Fuel consumption in the mining of non-energy resources (things like iron ore, bauxite, gold, lime, etc.) is a 49Mt greenhouse issue – that’s 17 per cent more than passenger cars. So exploiting our national mineral resources is a significantly bigger greenhouse issue than driving our nation’s passenger cars.
Industrial processes – like refining minerals or producing cement – plus emissions from the chemicals industry, and metal production (like making aluminium from bauxite) – account for 31Mt worth of emissions. So-called ‘fugitive emissions’ – which are gasses that escape from the production of coal, gas, oil and solid fuels – total 40Mt. And, of those, 29Mt comes from coal mining and decommissioned coal mines.
Basically, industries that simply haven’t learned how to control their leakages is almost twice as big a greenhouse problem as driving passenger cars.
How about deforestation? Monty Python sang the famous song about being a lumberjack, and that being okay, but cutting trees down releases 50Mt worth of annual greenhouse emissions, although this is somewhat offset by reforestation schemes, which sequester carbon and bring that total down to a more respectable 23Mt – call it a little over half the total of passenger car emissions.
When you boil this all down, preferably using clean, renewable energy, you’d have to conclude there’s something of a gap between the public perception of the greenhouse problem, and the facts.
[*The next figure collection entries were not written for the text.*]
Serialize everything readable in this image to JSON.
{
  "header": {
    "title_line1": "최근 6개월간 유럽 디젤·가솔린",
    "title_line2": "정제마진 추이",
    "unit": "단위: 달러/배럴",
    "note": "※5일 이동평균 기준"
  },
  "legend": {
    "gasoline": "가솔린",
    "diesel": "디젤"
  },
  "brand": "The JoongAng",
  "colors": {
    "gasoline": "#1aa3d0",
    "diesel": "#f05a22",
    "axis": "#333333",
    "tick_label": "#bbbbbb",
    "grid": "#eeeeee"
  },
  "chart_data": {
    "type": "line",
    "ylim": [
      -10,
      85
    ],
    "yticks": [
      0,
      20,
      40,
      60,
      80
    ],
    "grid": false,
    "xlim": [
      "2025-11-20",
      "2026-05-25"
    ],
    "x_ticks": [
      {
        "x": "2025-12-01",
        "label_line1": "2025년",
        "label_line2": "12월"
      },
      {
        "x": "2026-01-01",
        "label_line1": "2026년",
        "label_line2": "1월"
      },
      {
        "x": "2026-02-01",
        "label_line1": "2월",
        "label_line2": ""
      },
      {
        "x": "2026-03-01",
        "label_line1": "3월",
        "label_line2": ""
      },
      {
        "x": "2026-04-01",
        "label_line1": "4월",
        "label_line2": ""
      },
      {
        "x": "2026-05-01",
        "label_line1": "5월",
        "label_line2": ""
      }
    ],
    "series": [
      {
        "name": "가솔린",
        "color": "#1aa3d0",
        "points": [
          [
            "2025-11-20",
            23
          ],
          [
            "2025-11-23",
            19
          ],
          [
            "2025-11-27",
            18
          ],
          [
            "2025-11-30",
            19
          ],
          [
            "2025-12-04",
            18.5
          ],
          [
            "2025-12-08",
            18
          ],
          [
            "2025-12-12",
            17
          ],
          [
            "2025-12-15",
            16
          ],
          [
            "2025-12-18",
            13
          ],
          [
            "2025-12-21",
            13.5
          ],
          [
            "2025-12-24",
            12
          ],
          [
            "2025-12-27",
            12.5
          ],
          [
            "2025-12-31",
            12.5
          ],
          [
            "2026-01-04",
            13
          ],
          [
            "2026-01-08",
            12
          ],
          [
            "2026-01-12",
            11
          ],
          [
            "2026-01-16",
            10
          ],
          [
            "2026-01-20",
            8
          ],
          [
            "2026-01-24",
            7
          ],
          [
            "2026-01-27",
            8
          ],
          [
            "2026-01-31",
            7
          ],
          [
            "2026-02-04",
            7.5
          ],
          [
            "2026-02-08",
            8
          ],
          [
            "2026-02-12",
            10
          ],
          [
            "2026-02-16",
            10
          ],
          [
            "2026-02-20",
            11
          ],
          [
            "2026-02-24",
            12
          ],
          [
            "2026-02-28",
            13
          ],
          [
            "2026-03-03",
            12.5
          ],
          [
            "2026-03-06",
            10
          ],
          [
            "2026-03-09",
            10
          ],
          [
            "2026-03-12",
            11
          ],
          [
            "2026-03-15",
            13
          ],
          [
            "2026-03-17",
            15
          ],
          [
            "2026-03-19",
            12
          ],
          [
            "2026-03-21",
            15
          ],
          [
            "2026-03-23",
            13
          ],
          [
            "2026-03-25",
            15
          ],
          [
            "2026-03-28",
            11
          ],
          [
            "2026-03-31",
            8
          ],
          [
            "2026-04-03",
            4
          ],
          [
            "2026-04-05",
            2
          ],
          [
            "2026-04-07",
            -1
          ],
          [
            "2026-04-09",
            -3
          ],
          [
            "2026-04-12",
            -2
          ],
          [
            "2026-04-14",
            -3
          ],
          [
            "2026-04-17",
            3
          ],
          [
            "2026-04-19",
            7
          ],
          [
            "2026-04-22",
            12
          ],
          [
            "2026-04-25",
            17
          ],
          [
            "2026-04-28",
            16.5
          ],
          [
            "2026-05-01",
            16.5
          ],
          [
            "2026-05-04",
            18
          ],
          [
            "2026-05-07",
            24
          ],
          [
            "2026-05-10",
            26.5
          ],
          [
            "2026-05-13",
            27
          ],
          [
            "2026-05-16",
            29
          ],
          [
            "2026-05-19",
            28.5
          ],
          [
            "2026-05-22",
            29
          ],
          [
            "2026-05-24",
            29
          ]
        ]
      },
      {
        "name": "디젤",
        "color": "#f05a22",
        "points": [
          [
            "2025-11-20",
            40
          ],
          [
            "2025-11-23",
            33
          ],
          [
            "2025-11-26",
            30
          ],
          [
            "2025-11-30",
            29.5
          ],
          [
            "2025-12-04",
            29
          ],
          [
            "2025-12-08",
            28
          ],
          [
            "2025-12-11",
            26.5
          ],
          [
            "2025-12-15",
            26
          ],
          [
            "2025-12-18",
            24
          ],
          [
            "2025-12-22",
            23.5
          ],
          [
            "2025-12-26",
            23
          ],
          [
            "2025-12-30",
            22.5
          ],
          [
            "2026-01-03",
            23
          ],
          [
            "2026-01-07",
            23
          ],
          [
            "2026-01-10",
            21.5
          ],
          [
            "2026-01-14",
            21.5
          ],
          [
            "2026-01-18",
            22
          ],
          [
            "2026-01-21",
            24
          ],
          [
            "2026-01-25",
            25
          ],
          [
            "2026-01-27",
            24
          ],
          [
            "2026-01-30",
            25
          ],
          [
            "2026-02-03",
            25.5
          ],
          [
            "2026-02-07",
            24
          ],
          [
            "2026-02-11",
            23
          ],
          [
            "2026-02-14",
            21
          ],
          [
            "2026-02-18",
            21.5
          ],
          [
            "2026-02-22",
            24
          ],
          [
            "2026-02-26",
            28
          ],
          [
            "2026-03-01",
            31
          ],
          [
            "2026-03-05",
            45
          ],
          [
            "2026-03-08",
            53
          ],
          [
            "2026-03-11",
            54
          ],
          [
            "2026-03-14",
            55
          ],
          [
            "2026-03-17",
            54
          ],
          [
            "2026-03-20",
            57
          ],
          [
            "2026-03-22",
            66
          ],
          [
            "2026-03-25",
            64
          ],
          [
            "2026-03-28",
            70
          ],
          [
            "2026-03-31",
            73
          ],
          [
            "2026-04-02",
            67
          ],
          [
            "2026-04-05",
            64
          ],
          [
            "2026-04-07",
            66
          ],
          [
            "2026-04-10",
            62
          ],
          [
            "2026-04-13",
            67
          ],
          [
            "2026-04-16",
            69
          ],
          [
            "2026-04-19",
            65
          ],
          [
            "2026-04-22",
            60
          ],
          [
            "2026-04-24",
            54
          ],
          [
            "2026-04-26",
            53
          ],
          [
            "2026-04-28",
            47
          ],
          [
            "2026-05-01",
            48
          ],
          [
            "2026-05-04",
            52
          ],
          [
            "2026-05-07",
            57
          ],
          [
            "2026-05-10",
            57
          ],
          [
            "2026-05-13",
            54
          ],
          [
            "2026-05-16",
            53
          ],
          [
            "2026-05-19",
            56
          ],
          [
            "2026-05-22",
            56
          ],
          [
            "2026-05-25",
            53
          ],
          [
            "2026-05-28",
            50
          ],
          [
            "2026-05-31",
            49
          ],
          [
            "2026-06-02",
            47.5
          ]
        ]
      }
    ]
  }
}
If you say ‘climate change’ or ‘CO2’ or ‘greenhouse problem’ to your average Joe in the street, in general conversation, nine times out of 10 the car will be fingered as being a principal culprit. I wonder where these people think the electricity for their air conditioners and 42-inch plasma TVs comes from?
We’re never going to make a real dent in CO2 by demonizing the car. Or by reducing the fuel consumption of passenger cars without targeting the even bigger emitters in a similar fashion.
If we could cut the fuel consumption of passenger cars by 15 per cent overnight (and we could do that, theoretically, just by driving a bit smarter) it would make just over one per cent difference to the national greenhouse emissions picture.
However, if we did the same thing with electricity and cut consumption by 15 per cent (also possible in theory) it would make almost six per cent difference to national greenhouse emissions. Same percentage change; six times the result. By targeting a bigger problem sector.
Frankly, you’d be doing the greenhouse problem a bigger favour by using less heat in winter, less air conditioning in summer and turning off the lights when you’re not in the room, than you would by ditching a somewhat large car you might love driving even if doing so has been making you feel increasingly the environmental vandal, lately.
The car is simply not the only hurdle on the road to preventing envirogeddon. It’s certainly not the biggest hurdle, either, and the car industry has lately done much more than some, like mining, to clean up its act.
It’s convenient rhetoric in some circles to point the finger at cars and call them environmentally evil devices, but doing so is actually way off target. It won’t cut CO2 enough – but it will get the environment lobby groups on the TV.